De acordo com a Deloitte, Consultoria Empresarial especializada em Capital Humano, estudos feitos mostram que um número crescente de empresas no Brasil também repensa seus programas de recompensas e desenvolvimento dos funcionários, buscando ações que propiciem maior bem-estar. 92% dos executivos entrevistados apontaram a atenção com o bem-estar como uma questão importante para suas atividades profissionais no futuro. Por trás disto estão casos de sobrecarga (física e emocional), busca das pessoas por mais qualidade de vida e flexibilidade de trabalho.

Entre os exemplos citados pelo estudo está o da Danone, que fornece assistência médica para grande parte das doenças significativas e licença parental (para homens e mulheres) a todos os seus funcionários no mundo.

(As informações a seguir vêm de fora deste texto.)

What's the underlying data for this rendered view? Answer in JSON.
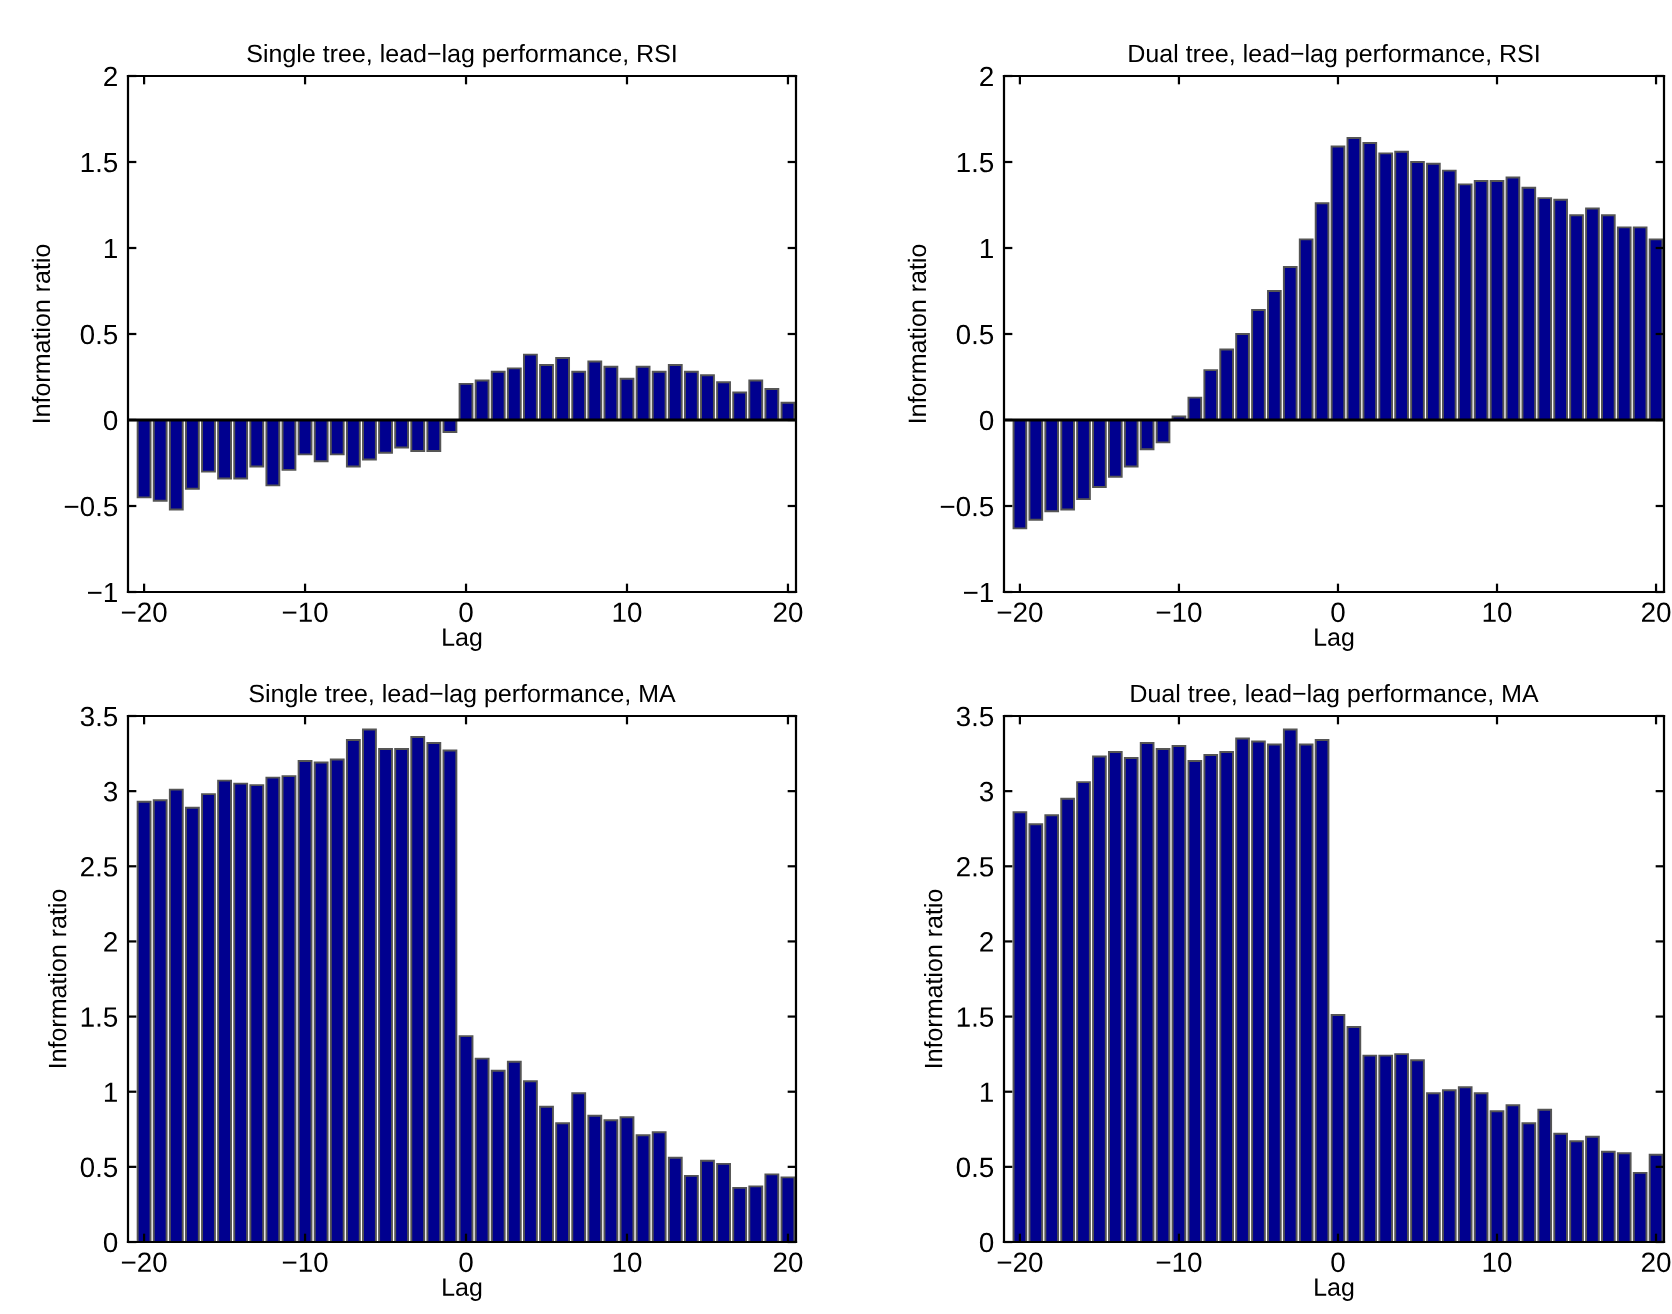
{
  "chart_data": [
    {
      "type": "bar",
      "title": "Single tree, lead−lag performance, RSI",
      "xlabel": "Lag",
      "ylabel": "Information ratio",
      "x": [
        -20,
        -19,
        -18,
        -17,
        -16,
        -15,
        -14,
        -13,
        -12,
        -11,
        -10,
        -9,
        -8,
        -7,
        -6,
        -5,
        -4,
        -3,
        -2,
        -1,
        0,
        1,
        2,
        3,
        4,
        5,
        6,
        7,
        8,
        9,
        10,
        11,
        12,
        13,
        14,
        15,
        16,
        17,
        18,
        19,
        20
      ],
      "values": [
        -0.45,
        -0.47,
        -0.52,
        -0.4,
        -0.3,
        -0.34,
        -0.34,
        -0.27,
        -0.38,
        -0.29,
        -0.2,
        -0.24,
        -0.2,
        -0.27,
        -0.23,
        -0.19,
        -0.16,
        -0.18,
        -0.18,
        -0.07,
        0.21,
        0.23,
        0.28,
        0.3,
        0.38,
        0.32,
        0.36,
        0.28,
        0.34,
        0.31,
        0.24,
        0.31,
        0.28,
        0.32,
        0.28,
        0.26,
        0.22,
        0.16,
        0.23,
        0.18,
        0.1
      ],
      "color": "#00008f",
      "xlim": [
        -21,
        20.5
      ],
      "ylim": [
        -1,
        2
      ],
      "xticks": [
        -20,
        -10,
        0,
        10,
        20
      ],
      "yticks": [
        -1,
        -0.5,
        0,
        0.5,
        1,
        1.5,
        2
      ],
      "ref_lines": [
        {
          "axis": "y",
          "value": 0,
          "color": "#000000"
        }
      ]
    },
    {
      "type": "bar",
      "title": "Dual tree, lead−lag performance, RSI",
      "xlabel": "Lag",
      "ylabel": "Information ratio",
      "x": [
        -20,
        -19,
        -18,
        -17,
        -16,
        -15,
        -14,
        -13,
        -12,
        -11,
        -10,
        -9,
        -8,
        -7,
        -6,
        -5,
        -4,
        -3,
        -2,
        -1,
        0,
        1,
        2,
        3,
        4,
        5,
        6,
        7,
        8,
        9,
        10,
        11,
        12,
        13,
        14,
        15,
        16,
        17,
        18,
        19,
        20
      ],
      "values": [
        -0.63,
        -0.58,
        -0.53,
        -0.52,
        -0.46,
        -0.39,
        -0.33,
        -0.27,
        -0.17,
        -0.13,
        0.02,
        0.13,
        0.29,
        0.41,
        0.5,
        0.64,
        0.75,
        0.89,
        1.05,
        1.26,
        1.59,
        1.64,
        1.61,
        1.55,
        1.56,
        1.5,
        1.49,
        1.45,
        1.37,
        1.39,
        1.39,
        1.41,
        1.35,
        1.29,
        1.28,
        1.19,
        1.23,
        1.19,
        1.12,
        1.12,
        1.05
      ],
      "color": "#00008f",
      "xlim": [
        -21,
        20.5
      ],
      "ylim": [
        -1,
        2
      ],
      "xticks": [
        -20,
        -10,
        0,
        10,
        20
      ],
      "yticks": [
        -1,
        -0.5,
        0,
        0.5,
        1,
        1.5,
        2
      ],
      "ref_lines": [
        {
          "axis": "y",
          "value": 0,
          "color": "#000000"
        }
      ]
    },
    {
      "type": "bar",
      "title": "Single tree, lead−lag performance, MA",
      "xlabel": "Lag",
      "ylabel": "Information ratio",
      "x": [
        -20,
        -19,
        -18,
        -17,
        -16,
        -15,
        -14,
        -13,
        -12,
        -11,
        -10,
        -9,
        -8,
        -7,
        -6,
        -5,
        -4,
        -3,
        -2,
        -1,
        0,
        1,
        2,
        3,
        4,
        5,
        6,
        7,
        8,
        9,
        10,
        11,
        12,
        13,
        14,
        15,
        16,
        17,
        18,
        19,
        20
      ],
      "values": [
        2.93,
        2.94,
        3.01,
        2.89,
        2.98,
        3.07,
        3.05,
        3.04,
        3.09,
        3.1,
        3.2,
        3.19,
        3.21,
        3.34,
        3.41,
        3.28,
        3.28,
        3.36,
        3.32,
        3.27,
        1.37,
        1.22,
        1.14,
        1.2,
        1.07,
        0.9,
        0.79,
        0.99,
        0.84,
        0.81,
        0.83,
        0.71,
        0.73,
        0.56,
        0.44,
        0.54,
        0.52,
        0.36,
        0.37,
        0.45,
        0.43
      ],
      "color": "#00008f",
      "xlim": [
        -21,
        20.5
      ],
      "ylim": [
        0,
        3.5
      ],
      "xticks": [
        -20,
        -10,
        0,
        10,
        20
      ],
      "yticks": [
        0,
        0.5,
        1,
        1.5,
        2,
        2.5,
        3,
        3.5
      ]
    },
    {
      "type": "bar",
      "title": "Dual tree, lead−lag performance, MA",
      "xlabel": "Lag",
      "ylabel": "Information ratio",
      "x": [
        -20,
        -19,
        -18,
        -17,
        -16,
        -15,
        -14,
        -13,
        -12,
        -11,
        -10,
        -9,
        -8,
        -7,
        -6,
        -5,
        -4,
        -3,
        -2,
        -1,
        0,
        1,
        2,
        3,
        4,
        5,
        6,
        7,
        8,
        9,
        10,
        11,
        12,
        13,
        14,
        15,
        16,
        17,
        18,
        19,
        20
      ],
      "values": [
        2.86,
        2.78,
        2.84,
        2.95,
        3.06,
        3.23,
        3.26,
        3.22,
        3.32,
        3.28,
        3.3,
        3.2,
        3.24,
        3.26,
        3.35,
        3.33,
        3.31,
        3.41,
        3.31,
        3.34,
        1.51,
        1.43,
        1.24,
        1.24,
        1.25,
        1.21,
        0.99,
        1.01,
        1.03,
        0.99,
        0.87,
        0.91,
        0.79,
        0.88,
        0.72,
        0.67,
        0.7,
        0.6,
        0.59,
        0.46,
        0.58
      ],
      "color": "#00008f",
      "xlim": [
        -21,
        20.5
      ],
      "ylim": [
        0,
        3.5
      ],
      "xticks": [
        -20,
        -10,
        0,
        10,
        20
      ],
      "yticks": [
        0,
        0.5,
        1,
        1.5,
        2,
        2.5,
        3,
        3.5
      ]
    }
  ]
}
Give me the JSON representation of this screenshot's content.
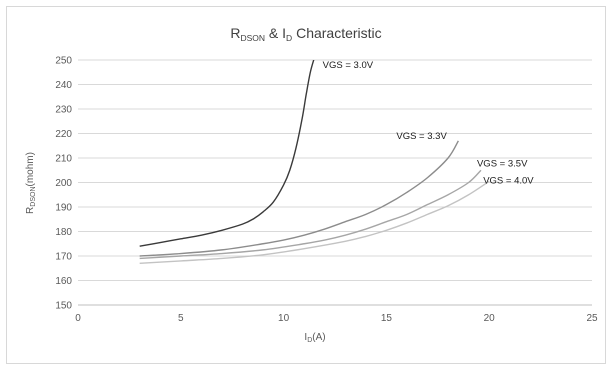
{
  "chart_data": {
    "type": "line",
    "title": {
      "main": "R",
      "sub1": "DSON",
      "mid": " & I",
      "sub2": "D",
      "tail": " Characteristic"
    },
    "xlabel": {
      "main": "I",
      "sub": "D",
      "tail": "(A)"
    },
    "ylabel": {
      "main": "R",
      "sub": "DSON",
      "tail": "(mohm)"
    },
    "xlim": [
      0,
      25
    ],
    "ylim": [
      150,
      250
    ],
    "xticks": [
      "0",
      "5",
      "10",
      "15",
      "20",
      "25"
    ],
    "yticks": [
      "150",
      "160",
      "170",
      "180",
      "190",
      "200",
      "210",
      "220",
      "230",
      "240",
      "250"
    ],
    "grid": {
      "horizontal": true,
      "vertical": false
    },
    "series": [
      {
        "name": "VGS = 3.0V",
        "color": "#3a3a3a",
        "x": [
          3,
          4,
          5,
          6,
          7,
          8,
          8.5,
          9,
          9.5,
          10,
          10.3,
          10.6,
          10.9,
          11.1,
          11.3,
          11.5
        ],
        "y": [
          174,
          175.5,
          177,
          178.5,
          180.5,
          183,
          185,
          188,
          192,
          199,
          205,
          214,
          226,
          236,
          245,
          251
        ]
      },
      {
        "name": "VGS = 3.3V",
        "color": "#8c8c8c",
        "x": [
          3,
          5,
          7,
          9,
          10,
          11,
          12,
          13,
          14,
          15,
          16,
          17,
          18,
          18.5
        ],
        "y": [
          170,
          171,
          172.5,
          175,
          176.5,
          178.5,
          181,
          184,
          187,
          191,
          196,
          202,
          210,
          217
        ]
      },
      {
        "name": "VGS = 3.5V",
        "color": "#a6a6a6",
        "x": [
          3,
          5,
          7,
          9,
          11,
          12,
          13,
          14,
          15,
          16,
          17,
          18,
          19,
          19.6
        ],
        "y": [
          169,
          170,
          171,
          172.5,
          175,
          176.5,
          178.5,
          181,
          184,
          187,
          191,
          195,
          200,
          205
        ]
      },
      {
        "name": "VGS = 4.0V",
        "color": "#c3c3c3",
        "x": [
          3,
          5,
          7,
          9,
          11,
          13,
          14,
          15,
          16,
          17,
          18,
          19,
          20
        ],
        "y": [
          167,
          168,
          169,
          170.5,
          173,
          176,
          178,
          180.5,
          183.5,
          187,
          190.5,
          195,
          200.5
        ]
      }
    ]
  }
}
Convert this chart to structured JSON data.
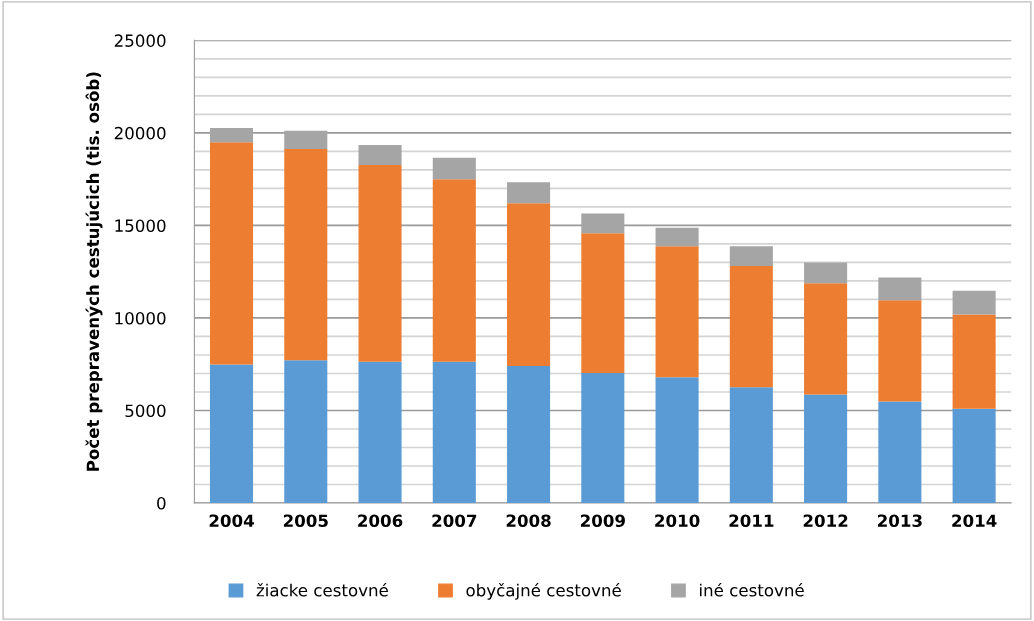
{
  "chart_data": {
    "type": "bar",
    "stacked": true,
    "ylabel": "Počet prepravených cestujúcich (tis. osôb)",
    "categories": [
      "2004",
      "2005",
      "2006",
      "2007",
      "2008",
      "2009",
      "2010",
      "2011",
      "2012",
      "2013",
      "2014"
    ],
    "series": [
      {
        "name": "žiacke cestovné",
        "color": "#5b9bd5",
        "values": [
          7490,
          7720,
          7630,
          7630,
          7400,
          7020,
          6790,
          6250,
          5870,
          5480,
          5100
        ]
      },
      {
        "name": "obyčajné cestovné",
        "color": "#ed7d31",
        "values": [
          12000,
          11410,
          10630,
          9860,
          8800,
          7560,
          7090,
          6560,
          6000,
          5480,
          5080
        ]
      },
      {
        "name": "iné cestovné",
        "color": "#a5a5a5",
        "values": [
          770,
          990,
          1080,
          1170,
          1130,
          1060,
          990,
          1060,
          1130,
          1220,
          1290
        ]
      }
    ],
    "ylim": [
      0,
      25000
    ],
    "yticks": [
      0,
      {
        "value": 1000,
        "label": null
      },
      {
        "value": 2000,
        "label": null
      },
      {
        "value": 3000,
        "label": null
      },
      {
        "value": 4000,
        "label": null
      },
      5000,
      {
        "value": 6000,
        "label": null
      },
      {
        "value": 7000,
        "label": null
      },
      {
        "value": 8000,
        "label": null
      },
      {
        "value": 9000,
        "label": null
      },
      10000,
      {
        "value": 11000,
        "label": null
      },
      {
        "value": 12000,
        "label": null
      },
      {
        "value": 13000,
        "label": null
      },
      {
        "value": 14000,
        "label": null
      },
      15000,
      {
        "value": 16000,
        "label": null
      },
      {
        "value": 17000,
        "label": null
      },
      {
        "value": 18000,
        "label": null
      },
      {
        "value": 19000,
        "label": null
      },
      20000,
      {
        "value": 21000,
        "label": null
      },
      {
        "value": 22000,
        "label": null
      },
      {
        "value": 23000,
        "label": null
      },
      {
        "value": 24000,
        "label": null
      },
      25000
    ],
    "grid": "y",
    "legend": "bottom"
  }
}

A medida, segundo o estudo, não só é importante para garantir o bem-estar, mas também para tornar os funcionários da companhia uma espécie de “embaixadores de saúde”.

Premiada como uma das melhores empresas para se trabalhar no Ceará e no Brasil, para o Beach Park é muito valioso que os colaboradores estejam bem em todos os âmbitos. Cecília Vieira, gerente de RH da empresa, afirma que os projetos desenvolvidos surgiram a partir das necessidades dos próprios colaboradores. “Necessidades que muitas vezes não são solucionadas a partir do trabalho propriamente dito, o objetivo é ir além, para fora do contexto organizacional, atingindo a vida de uma maneira geral”, diz ela.

Na maioria das vezes, os resultados percebidos levam tempo, pois devem estar atrelados à cultura das empresas. No caso do Mercadinhos São Luiz, há mais de 20 anos é oferecida uma Colônia de Férias para os filhos de funcionários. Entre as práticas mais recentes, estão grupos voltados ao desenvolvimento e crescimento, ao coaching, capacitação, formação de sucessores e equipes voltadas para qualidade de vida, como o grupo de gestantes.

Empresas são constituídas essencialmente por pessoas, logo se as pessoas forem felizes, a empresa também o será, e está demonstrado que empresas felizes são mais produtivas e consequentemente mais eficazes e rentáveis, tornando-se um diferencial competitivo no mundo empresarial.

A maioria de nós ou trabalhamos em uma empresa ou somos empresários, formamos a base de nossa sociedade, sendo assim estimular a felicidade empresarial é extremamente importante pois nos dá a oportunidade de transformar o mundo em que vivemos.  Pessoas felizes, fazem empresas felizes. E como a felicidade contagia, pessoas mais felizes tornam o mundo mais feliz.